The Causby case has a very different fact pattern than a corner crossing. The US was buzzing military aircraft at 80 feet above the landowner's property, killing his livestock etc. and rendering the land totally uninhabitable. It's a different situation from stepping from one piece of public land to another piece of public land.
I agree completely. This is just the precedent case cited by attorney's I have talked to on this issue that held airspace in some capacity is owned by the landowner. I actually believe this case leaves an opening for corner crossing with this language:
"there would be an intrusion so immediate and direct as to subtract from the owner's full enjoyment of the property and to limit his exploitation of it."
This leads to the question of whether or not stepping over a tiny corner of a landowner's property subtracts from the full enjoyment of it. My contention would be no. I think a landowner making that claim is objectively unreasonable. Inversely, I believe that the landowner is interferring with the public's full enjoyment of their airspace over the public land.
I wouldn't count on this holding to be applied in a corner crossing case. The reasoning in the holding isn't particularly applicable to corner crossings.
I would bet the house that this case would be referenced in any arguments made by the landowner, should a corner crossing case go to appellate review. THEY will contend that it applies directly. However, I fully agree with you. Nobody crossing a corner is killing somebody's chickens, waking them up from sleep, or making their property "uninhabitable" as referenced in the Causby decision.

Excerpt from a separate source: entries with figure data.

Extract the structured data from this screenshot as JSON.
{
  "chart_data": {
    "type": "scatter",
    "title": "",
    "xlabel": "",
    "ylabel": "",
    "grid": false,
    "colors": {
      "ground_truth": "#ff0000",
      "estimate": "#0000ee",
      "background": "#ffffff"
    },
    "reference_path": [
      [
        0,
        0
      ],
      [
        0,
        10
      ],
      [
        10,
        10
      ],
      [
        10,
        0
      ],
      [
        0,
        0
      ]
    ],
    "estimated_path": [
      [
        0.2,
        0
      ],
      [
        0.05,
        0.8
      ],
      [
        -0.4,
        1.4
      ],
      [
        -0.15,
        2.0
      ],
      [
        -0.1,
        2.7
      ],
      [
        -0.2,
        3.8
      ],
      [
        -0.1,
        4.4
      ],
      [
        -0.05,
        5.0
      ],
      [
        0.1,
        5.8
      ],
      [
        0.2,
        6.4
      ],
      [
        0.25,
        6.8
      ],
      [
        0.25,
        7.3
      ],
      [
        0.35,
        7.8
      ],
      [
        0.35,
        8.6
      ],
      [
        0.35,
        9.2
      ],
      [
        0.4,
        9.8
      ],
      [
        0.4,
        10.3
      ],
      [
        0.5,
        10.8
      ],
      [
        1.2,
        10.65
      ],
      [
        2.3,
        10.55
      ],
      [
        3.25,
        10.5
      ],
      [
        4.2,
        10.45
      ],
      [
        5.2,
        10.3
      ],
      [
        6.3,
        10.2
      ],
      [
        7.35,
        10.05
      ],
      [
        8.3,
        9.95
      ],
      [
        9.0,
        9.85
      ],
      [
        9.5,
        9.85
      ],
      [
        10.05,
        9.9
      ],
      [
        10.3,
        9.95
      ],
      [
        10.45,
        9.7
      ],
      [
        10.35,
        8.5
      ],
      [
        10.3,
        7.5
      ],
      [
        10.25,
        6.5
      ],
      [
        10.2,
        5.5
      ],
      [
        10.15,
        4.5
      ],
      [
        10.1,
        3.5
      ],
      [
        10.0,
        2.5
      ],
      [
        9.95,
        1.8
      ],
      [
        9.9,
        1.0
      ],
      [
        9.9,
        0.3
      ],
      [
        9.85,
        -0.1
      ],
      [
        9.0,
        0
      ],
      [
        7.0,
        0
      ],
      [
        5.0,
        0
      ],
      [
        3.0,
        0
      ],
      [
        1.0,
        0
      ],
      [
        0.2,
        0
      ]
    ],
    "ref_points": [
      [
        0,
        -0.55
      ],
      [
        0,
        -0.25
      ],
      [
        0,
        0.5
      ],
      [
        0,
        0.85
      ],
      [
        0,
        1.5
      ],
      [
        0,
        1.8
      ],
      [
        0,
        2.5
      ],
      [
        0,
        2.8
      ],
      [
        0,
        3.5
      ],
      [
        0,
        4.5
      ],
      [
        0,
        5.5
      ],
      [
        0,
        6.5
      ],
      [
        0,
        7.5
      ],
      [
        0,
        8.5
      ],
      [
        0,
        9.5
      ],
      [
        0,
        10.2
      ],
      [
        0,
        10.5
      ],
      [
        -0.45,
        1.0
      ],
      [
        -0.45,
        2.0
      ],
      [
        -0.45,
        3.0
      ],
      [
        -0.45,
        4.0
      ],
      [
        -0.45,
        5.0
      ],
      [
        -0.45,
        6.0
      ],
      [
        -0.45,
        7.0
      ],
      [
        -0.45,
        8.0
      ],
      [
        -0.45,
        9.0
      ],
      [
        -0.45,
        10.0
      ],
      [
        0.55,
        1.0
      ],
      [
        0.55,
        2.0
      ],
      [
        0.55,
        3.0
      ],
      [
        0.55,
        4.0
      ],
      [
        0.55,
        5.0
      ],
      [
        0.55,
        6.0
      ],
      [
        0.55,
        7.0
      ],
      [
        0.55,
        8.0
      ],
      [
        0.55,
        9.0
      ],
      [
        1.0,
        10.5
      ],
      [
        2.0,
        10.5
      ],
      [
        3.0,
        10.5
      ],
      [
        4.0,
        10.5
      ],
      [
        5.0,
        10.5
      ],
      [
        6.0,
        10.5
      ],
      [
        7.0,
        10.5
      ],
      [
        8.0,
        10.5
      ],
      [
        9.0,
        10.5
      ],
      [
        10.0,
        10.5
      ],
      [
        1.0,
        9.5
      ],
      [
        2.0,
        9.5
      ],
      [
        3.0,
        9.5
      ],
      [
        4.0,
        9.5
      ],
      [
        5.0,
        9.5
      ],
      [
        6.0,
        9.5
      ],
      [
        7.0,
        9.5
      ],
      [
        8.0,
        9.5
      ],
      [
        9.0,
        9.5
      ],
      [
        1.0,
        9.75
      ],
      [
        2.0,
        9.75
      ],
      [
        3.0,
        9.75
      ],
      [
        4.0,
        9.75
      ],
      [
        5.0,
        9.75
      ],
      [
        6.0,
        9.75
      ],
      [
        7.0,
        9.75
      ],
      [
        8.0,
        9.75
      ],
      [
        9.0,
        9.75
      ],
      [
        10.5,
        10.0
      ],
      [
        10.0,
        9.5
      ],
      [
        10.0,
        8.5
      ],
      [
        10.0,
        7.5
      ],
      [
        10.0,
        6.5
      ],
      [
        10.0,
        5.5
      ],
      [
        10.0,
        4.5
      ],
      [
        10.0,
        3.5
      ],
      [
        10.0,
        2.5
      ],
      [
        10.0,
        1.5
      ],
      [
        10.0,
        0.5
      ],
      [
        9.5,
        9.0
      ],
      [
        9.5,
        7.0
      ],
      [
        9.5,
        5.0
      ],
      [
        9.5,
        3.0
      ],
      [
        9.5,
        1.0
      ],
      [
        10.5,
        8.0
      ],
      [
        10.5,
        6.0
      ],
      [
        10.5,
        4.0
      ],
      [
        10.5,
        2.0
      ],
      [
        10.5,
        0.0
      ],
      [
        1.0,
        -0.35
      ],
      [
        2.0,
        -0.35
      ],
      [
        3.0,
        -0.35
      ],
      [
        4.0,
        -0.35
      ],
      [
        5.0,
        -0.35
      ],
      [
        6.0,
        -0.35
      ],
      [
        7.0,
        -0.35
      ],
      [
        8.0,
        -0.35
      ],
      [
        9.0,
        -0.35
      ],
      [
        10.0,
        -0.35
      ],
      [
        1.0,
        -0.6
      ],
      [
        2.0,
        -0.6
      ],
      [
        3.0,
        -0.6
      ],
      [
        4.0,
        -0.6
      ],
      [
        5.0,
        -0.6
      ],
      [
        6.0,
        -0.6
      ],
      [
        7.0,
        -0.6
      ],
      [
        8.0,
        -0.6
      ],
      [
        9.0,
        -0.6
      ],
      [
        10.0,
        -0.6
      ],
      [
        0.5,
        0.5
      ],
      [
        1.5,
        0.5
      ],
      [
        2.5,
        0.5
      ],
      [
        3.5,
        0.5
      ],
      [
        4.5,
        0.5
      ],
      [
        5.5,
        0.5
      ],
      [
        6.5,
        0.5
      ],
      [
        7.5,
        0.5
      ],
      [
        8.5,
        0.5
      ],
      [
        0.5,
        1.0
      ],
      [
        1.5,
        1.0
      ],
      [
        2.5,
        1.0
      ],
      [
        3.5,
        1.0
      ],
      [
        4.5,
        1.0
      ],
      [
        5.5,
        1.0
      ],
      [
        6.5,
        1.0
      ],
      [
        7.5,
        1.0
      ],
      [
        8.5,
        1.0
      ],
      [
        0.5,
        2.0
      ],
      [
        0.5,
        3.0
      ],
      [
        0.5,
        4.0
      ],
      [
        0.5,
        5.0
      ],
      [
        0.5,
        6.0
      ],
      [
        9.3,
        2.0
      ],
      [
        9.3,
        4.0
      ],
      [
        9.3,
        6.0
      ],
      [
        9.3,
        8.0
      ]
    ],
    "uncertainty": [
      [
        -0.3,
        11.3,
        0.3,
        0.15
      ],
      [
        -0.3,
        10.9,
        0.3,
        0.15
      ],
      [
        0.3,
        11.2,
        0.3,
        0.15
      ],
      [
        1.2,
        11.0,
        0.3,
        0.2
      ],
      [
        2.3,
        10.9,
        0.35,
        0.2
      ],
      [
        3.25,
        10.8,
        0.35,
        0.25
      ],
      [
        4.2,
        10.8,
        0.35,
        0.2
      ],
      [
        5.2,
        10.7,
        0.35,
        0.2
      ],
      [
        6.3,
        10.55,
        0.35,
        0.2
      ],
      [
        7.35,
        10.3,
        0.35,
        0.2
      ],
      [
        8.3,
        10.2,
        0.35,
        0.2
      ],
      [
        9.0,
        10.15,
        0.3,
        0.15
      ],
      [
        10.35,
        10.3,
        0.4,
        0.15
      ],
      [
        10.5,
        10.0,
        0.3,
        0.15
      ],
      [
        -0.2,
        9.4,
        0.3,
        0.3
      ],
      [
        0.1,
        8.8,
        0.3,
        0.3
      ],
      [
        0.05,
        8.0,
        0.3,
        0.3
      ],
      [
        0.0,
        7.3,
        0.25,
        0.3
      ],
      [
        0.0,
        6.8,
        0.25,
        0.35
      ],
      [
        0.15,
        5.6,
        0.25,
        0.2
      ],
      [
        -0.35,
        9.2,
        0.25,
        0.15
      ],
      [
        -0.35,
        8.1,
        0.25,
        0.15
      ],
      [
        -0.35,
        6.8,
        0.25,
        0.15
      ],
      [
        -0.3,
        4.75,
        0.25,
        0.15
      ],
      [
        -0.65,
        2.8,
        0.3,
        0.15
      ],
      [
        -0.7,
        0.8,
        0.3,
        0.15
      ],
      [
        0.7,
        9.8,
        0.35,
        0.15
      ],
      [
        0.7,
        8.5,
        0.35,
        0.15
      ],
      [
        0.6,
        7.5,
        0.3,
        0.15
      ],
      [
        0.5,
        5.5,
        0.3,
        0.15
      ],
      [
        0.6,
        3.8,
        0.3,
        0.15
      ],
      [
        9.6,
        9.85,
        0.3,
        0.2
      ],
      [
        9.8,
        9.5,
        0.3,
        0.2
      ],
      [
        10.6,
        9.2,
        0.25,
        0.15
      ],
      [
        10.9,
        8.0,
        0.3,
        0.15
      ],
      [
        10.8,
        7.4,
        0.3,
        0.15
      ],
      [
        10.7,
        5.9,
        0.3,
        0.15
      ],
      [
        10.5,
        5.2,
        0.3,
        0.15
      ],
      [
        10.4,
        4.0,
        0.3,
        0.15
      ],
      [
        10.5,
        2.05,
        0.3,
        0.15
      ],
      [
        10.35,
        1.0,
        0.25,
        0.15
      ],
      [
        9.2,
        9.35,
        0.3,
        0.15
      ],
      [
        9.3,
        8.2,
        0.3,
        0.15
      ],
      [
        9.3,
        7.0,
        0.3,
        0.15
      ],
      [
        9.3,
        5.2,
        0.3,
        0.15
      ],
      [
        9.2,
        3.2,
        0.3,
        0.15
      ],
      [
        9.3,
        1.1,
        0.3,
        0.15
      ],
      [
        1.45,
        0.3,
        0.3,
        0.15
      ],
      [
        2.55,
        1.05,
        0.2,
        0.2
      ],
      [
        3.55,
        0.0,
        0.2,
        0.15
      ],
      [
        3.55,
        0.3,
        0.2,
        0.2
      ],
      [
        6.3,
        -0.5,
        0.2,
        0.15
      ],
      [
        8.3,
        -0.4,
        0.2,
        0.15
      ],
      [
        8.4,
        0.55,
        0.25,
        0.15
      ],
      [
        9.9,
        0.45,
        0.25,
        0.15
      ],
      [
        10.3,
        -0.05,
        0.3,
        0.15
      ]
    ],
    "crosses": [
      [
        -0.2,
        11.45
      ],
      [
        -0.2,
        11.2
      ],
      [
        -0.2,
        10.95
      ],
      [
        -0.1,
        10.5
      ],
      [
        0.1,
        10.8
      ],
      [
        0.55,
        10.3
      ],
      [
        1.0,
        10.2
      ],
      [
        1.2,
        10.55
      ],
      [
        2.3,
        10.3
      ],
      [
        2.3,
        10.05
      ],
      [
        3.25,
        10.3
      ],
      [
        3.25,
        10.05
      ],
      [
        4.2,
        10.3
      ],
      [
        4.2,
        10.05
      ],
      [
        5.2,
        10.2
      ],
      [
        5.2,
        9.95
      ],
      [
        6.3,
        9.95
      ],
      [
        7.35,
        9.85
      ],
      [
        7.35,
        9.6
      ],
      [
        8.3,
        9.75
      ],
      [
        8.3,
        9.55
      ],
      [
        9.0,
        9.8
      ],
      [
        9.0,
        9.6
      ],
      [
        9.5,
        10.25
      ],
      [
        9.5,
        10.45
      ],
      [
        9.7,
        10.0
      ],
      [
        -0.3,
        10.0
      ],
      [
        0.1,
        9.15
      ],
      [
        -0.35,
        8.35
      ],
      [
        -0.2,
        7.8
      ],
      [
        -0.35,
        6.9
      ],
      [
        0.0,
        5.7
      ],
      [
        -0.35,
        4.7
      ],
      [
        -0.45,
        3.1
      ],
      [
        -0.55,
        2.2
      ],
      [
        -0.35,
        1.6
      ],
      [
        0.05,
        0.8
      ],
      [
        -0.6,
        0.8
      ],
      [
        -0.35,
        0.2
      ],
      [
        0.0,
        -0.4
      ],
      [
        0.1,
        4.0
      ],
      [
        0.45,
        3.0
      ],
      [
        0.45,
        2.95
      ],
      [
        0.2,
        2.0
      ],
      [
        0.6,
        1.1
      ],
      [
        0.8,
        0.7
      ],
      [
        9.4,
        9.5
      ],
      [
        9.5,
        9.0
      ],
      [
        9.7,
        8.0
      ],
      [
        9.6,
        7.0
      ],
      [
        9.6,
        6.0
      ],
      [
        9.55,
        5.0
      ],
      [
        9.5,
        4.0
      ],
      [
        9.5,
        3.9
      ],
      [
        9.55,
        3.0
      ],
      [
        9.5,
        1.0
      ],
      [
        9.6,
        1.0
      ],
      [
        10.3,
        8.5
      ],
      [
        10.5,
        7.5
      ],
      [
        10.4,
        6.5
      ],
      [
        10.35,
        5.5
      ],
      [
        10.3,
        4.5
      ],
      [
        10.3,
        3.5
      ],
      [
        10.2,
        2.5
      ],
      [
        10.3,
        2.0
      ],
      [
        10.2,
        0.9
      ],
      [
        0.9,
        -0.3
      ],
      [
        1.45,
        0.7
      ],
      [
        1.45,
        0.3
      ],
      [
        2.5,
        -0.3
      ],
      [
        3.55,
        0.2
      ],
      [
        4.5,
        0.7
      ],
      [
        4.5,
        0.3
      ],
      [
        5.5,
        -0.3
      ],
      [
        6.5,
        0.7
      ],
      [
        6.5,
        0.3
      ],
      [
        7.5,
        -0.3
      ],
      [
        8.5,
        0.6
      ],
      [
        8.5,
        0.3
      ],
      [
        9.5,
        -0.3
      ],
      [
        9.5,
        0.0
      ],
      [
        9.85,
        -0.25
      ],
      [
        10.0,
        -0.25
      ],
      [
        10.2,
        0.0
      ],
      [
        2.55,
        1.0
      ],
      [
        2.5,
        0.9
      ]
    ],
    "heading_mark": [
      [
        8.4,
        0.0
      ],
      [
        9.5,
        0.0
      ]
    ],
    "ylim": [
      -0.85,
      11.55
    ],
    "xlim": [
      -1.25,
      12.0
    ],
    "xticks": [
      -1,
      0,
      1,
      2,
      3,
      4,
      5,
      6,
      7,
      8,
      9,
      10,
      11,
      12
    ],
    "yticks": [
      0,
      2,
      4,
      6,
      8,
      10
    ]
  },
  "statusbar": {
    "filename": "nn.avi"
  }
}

We are in agreement, ssssnake529. I think it is just the worry that this case would be applied badly to corner crossing that makes attorneys gun-shy about it. The truth is, as mentioned often in this thread, that it isn't settled. The safest bet is to not corner cross, as I mentioned before. Yet, it happens frequently in Montana, and has never been prosecuted that I have heard of. Maybe another member knows of a case, though.